A TAG Curadoria continua com a premissa inicial: edições de luxo com mimos, cujas histórias são indicadas por grandes nomes da literatura. Ok. Já a TAG Inéditos me ganhou pela proposta de enviar aos assinantes obras de fato inéditas no país, inclusive traduzidas especialmente para os leitores do clube. Fiquei interessado quase instantaneamente. Quais livros eu leria que ainda não foram lançados no Brasil e que seriam tão cativantes assim? Não resisti ao impulso: peguei o cartão de crédito (já tomado por gastos supérfluos do mês) e simplesmente assinei. Dez dias depois, a primeira edição do Inéditos chegou e tenho só uma palavra: espetacular.

O livro veio numa caixa super bem cuidada, nota fiscal, um marcador com o mesmo tema do livro e um infográfico bacana sobre a história – que você deve ler antes de começar o livro de fato. O infográfico também vira um poster com uma ilustração referente à história. Confesso que lembrei de observar o desenho só depois de terminar o livro.

Ah! E veio também com uma cartinha de boas-vindas, pois foi o primeiro kit da série TAG Inéditos.

A autora

Eu não conhecia a Karin Slaughter. Não sabia que ela tinha produzido tanto material. Os livros dela já foram traduzidos em 36 idiomas, com mais de 35 milhões de cópias vendidas em todo o mundo. Nascida no estado da Geórgia, EUA, Karin atualmente mora em Atlanta. Sua série Will Trent, a série Grant County e a novela independente Cop Town estão em desenvolvimento para filmes e televisão. A Boa Filha já foi traduzida para o português de Portugal. Para o Brasil, foi traduzido pela TAG exclusivamente para os assinantes.

A história

Sem spoilers, eu sei. Tudo começa em 1989. Sam tem quinze anos e a irmã mais nova, Charlie, tem treze. Elas moram em uma antiga casa de fazenda, pois alguém incendiou a casa anterior que elas viviam com um explosivo. O ataque foi provavelmente alguém com raiva do pai advogado, Rusty Quinn, que defende homens que muitos advogados jamais representariam: os sujeitos mais mau caráter que você possa imaginar.

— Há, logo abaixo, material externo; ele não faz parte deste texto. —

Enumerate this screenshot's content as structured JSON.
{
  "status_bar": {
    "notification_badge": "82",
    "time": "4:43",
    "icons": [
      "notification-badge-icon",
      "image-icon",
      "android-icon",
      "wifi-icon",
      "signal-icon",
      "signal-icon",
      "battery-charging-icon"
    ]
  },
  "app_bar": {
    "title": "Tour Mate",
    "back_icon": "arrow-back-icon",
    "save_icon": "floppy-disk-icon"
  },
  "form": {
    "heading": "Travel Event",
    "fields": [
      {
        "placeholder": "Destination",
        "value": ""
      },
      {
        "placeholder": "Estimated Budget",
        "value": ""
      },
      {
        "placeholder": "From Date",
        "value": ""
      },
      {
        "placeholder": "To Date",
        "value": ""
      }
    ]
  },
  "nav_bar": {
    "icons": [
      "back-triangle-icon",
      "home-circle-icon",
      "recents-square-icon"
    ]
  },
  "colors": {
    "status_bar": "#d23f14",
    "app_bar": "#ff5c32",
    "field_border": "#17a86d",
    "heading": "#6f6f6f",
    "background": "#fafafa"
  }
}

Desde então, elas vão passar por várias e sufocantes desafios que deixam o livro altamente interessante e com aquela vontade de terminar de ler.

A Boa Filha é o tipo de romance que te traz umas sensações que você achava que jamais sentiria lendo. Você sente as pancadas da escrita da Karin. Às vezes é tão intenso que você se pega na ansiedade.

A sensação que eu tive é de estar lendo um roteiro de um filme. Eu podia visualizar os personagens dialogando, gesticulando, brigando por seus objetivos. Cada “cena de ação” é detalhadamente esmiuçada pela autora. De fato, você imagina estar “assistindo” aquela cena. Imagina cada movimento. Até imita a voz dos personagens, como se participasse do diálogo. Você fica angustiado, com raiva do personagem xis ter feito tal coisa e celebra por ele ter finalmente dito essa outra coisa.  Não lembro de ter lido um “livro de ação” tão veloz e ágil como esse.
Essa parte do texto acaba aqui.